Ce qui est important, c'est de voir comment Jésus entre en relation avec la personne qui est malade. Jésus dans un premier temps, il accueille, il a une attitude d'accueil, il a une attitude d'écoute. Jésus-Christ se fait proche de la personne, il libère. On pourrait arrêter là parce qu'on vient de rencontrer ce Dieu qui libère, ce Dieu qui vient se faire proche de moi à travers ma maladie, à travers ma souffrance. Dieu qui se fait proche, qui vit une proximité.

Sentiment d'inutilité... Est-ce que ça se peut que sur mon lit d'hôpital, lorsque les gens de ma famille ou mes proches ou mes amis sont autour du lit et qu'ils se laissent tranquillement envahir par ce sentiment d'impuissance, est-ce que ça se peut que moi comme malade, je sois en train de montrer à ceux qui sont en santé, que je sois en train de leur montrer à faire silence? Est-ce que ça se peut que je sois en train de leur montrer à poser des petits gestes de tendresse, mettre la main sur le bras, la main sur l'épaule? Est-ce que ça se peut que dans ma façon d'être comme malade, je permette aux gens qui m'accompagnent, qui sont autour de moi, de découvrir tout comment ils sont bons à l'intérieur d'eux-mêmes?

Je trouve important dans le cadre de cette journée de dire aux gens qui sont dans le réseau de la santé, que ce soit comme préposés aux malades, comme infirmières, comme médecins, comme gestionnaires, comme hommes ou femmes travaillant à l'entretien, comme bénévoles, c'est important d'entendre comment le Seigneur vous propose d'être collaborateurs/collaboratrices dans ce que vous faites. On appelle ça avoir la vocation. Les gens que je vais appeler senior, ceux qui sont médecins, infirmières ou qui travaillent dans le réseau depuis un certain temps, n'avez-vous pas une responsabilité de transmettre cette notion de vocation aux gens qui sont plus jeunes, qui ne savent pas trop comment ça résonne? Je pense qu'on a une responsabilité à ce niveau. Comme baptisés, on doit trouver aussi nos gestes prophétiques pour que dans notre société, on soit capable d'aider les gens à faire des choix, à montrer que ce qui est premier pour nous c'est la personne malade, la personne qui souffre.

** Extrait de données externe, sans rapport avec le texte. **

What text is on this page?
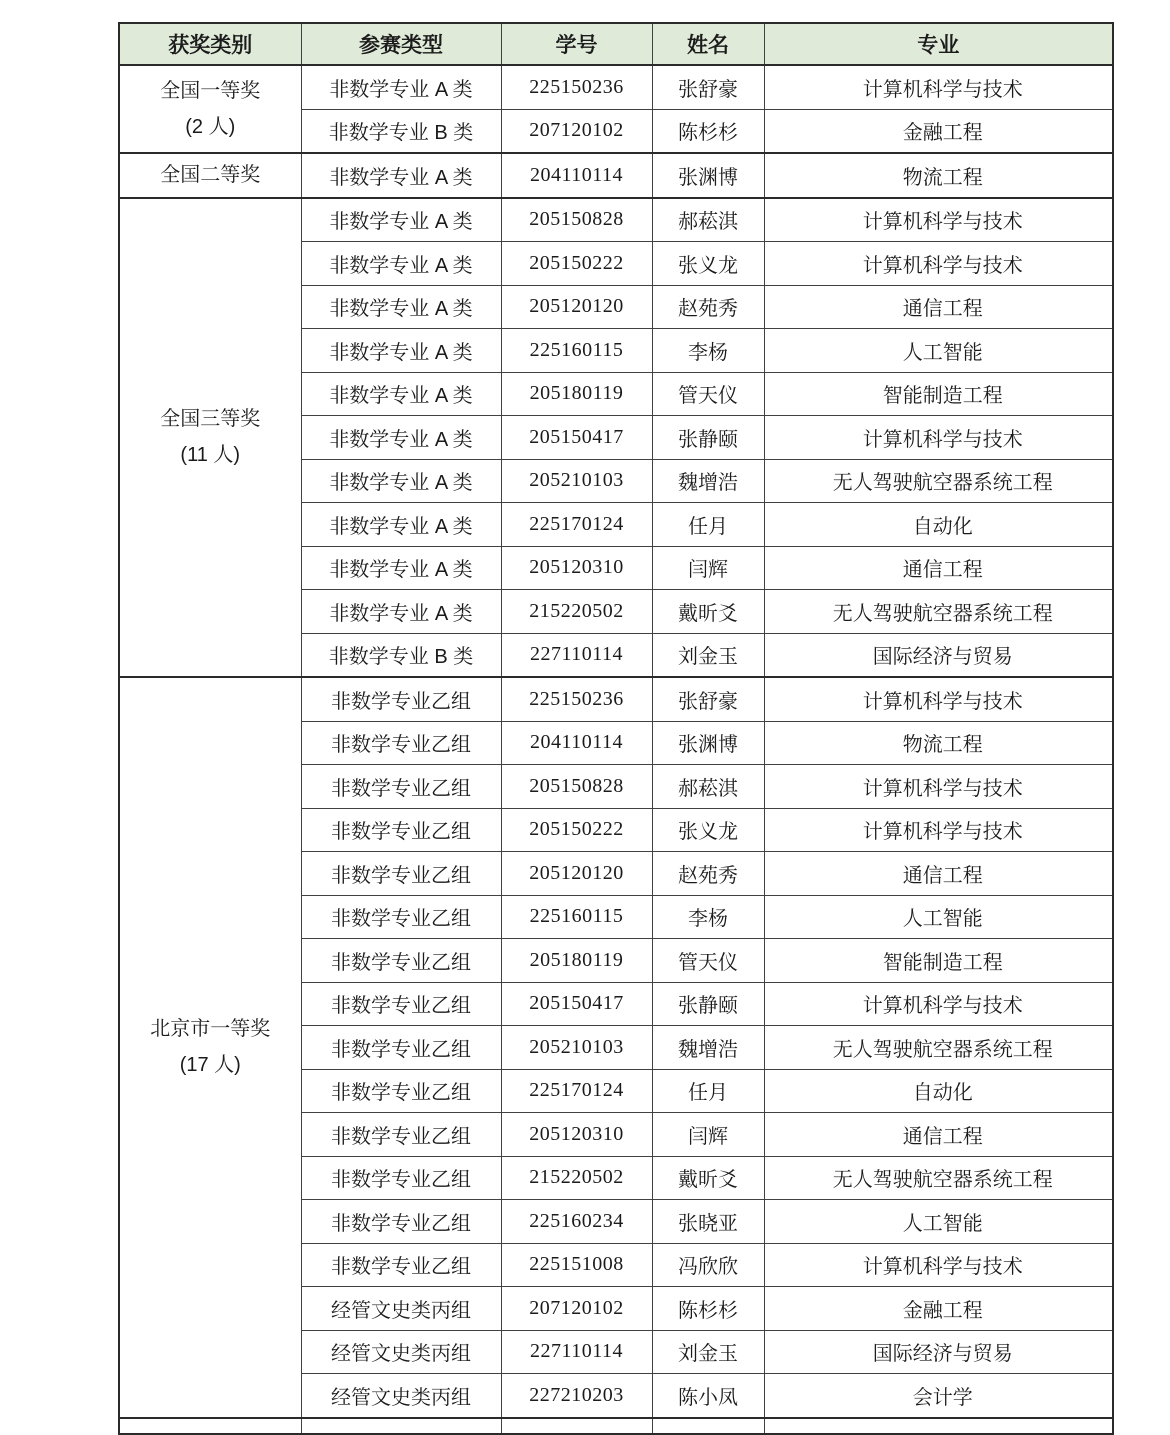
获奖类别	参赛类型	学号	姓名	专业

全国一等奖
(2 人)	非数学专业 A 类	225150236	张舒豪	计算机科学与技术
	非数学专业 B 类	207120102	陈杉杉	金融工程

全国二等奖	非数学专业 A 类	204110114	张渊博	物流工程

全国三等奖
(11 人)	非数学专业 A 类	205150828	郝菘淇	计算机科学与技术
	非数学专业 A 类	205150222	张义龙	计算机科学与技术
	非数学专业 A 类	205120120	赵苑秀	通信工程
	非数学专业 A 类	225160115	李杨	人工智能
	非数学专业 A 类	205180119	管天仪	智能制造工程
	非数学专业 A 类	205150417	张静颐	计算机科学与技术
	非数学专业 A 类	205210103	魏增浩	无人驾驶航空器系统工程
	非数学专业 A 类	225170124	任月	自动化
	非数学专业 A 类	205120310	闫辉	通信工程
	非数学专业 A 类	215220502	戴昕爻	无人驾驶航空器系统工程
	非数学专业 B 类	227110114	刘金玉	国际经济与贸易

北京市一等奖
(17 人)	非数学专业乙组	225150236	张舒豪	计算机科学与技术
	非数学专业乙组	204110114	张渊博	物流工程
	非数学专业乙组	205150828	郝菘淇	计算机科学与技术
	非数学专业乙组	205150222	张义龙	计算机科学与技术
	非数学专业乙组	205120120	赵苑秀	通信工程
	非数学专业乙组	225160115	李杨	人工智能
	非数学专业乙组	205180119	管天仪	智能制造工程
	非数学专业乙组	205150417	张静颐	计算机科学与技术
	非数学专业乙组	205210103	魏增浩	无人驾驶航空器系统工程
	非数学专业乙组	225170124	任月	自动化
	非数学专业乙组	205120310	闫辉	通信工程
	非数学专业乙组	215220502	戴昕爻	无人驾驶航空器系统工程
	非数学专业乙组	225160234	张晓亚	人工智能
	非数学专业乙组	225151008	冯欣欣	计算机科学与技术
	经管文史类丙组	207120102	陈杉杉	金融工程
	经管文史类丙组	227110114	刘金玉	国际经济与贸易
	经管文史类丙组	227210203	陈小凤	会计学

Que notre eucharistie aujourd'hui nous permette de faire grandir encore davantage cette tendresse que l'on peut témoigner aux personnes malades, que notre célébration nous aide à découvrir des moyens de qualité adéquats pour se faire proche et respecter ces hommes et ces femmes de tous âges qui nous sont confiés.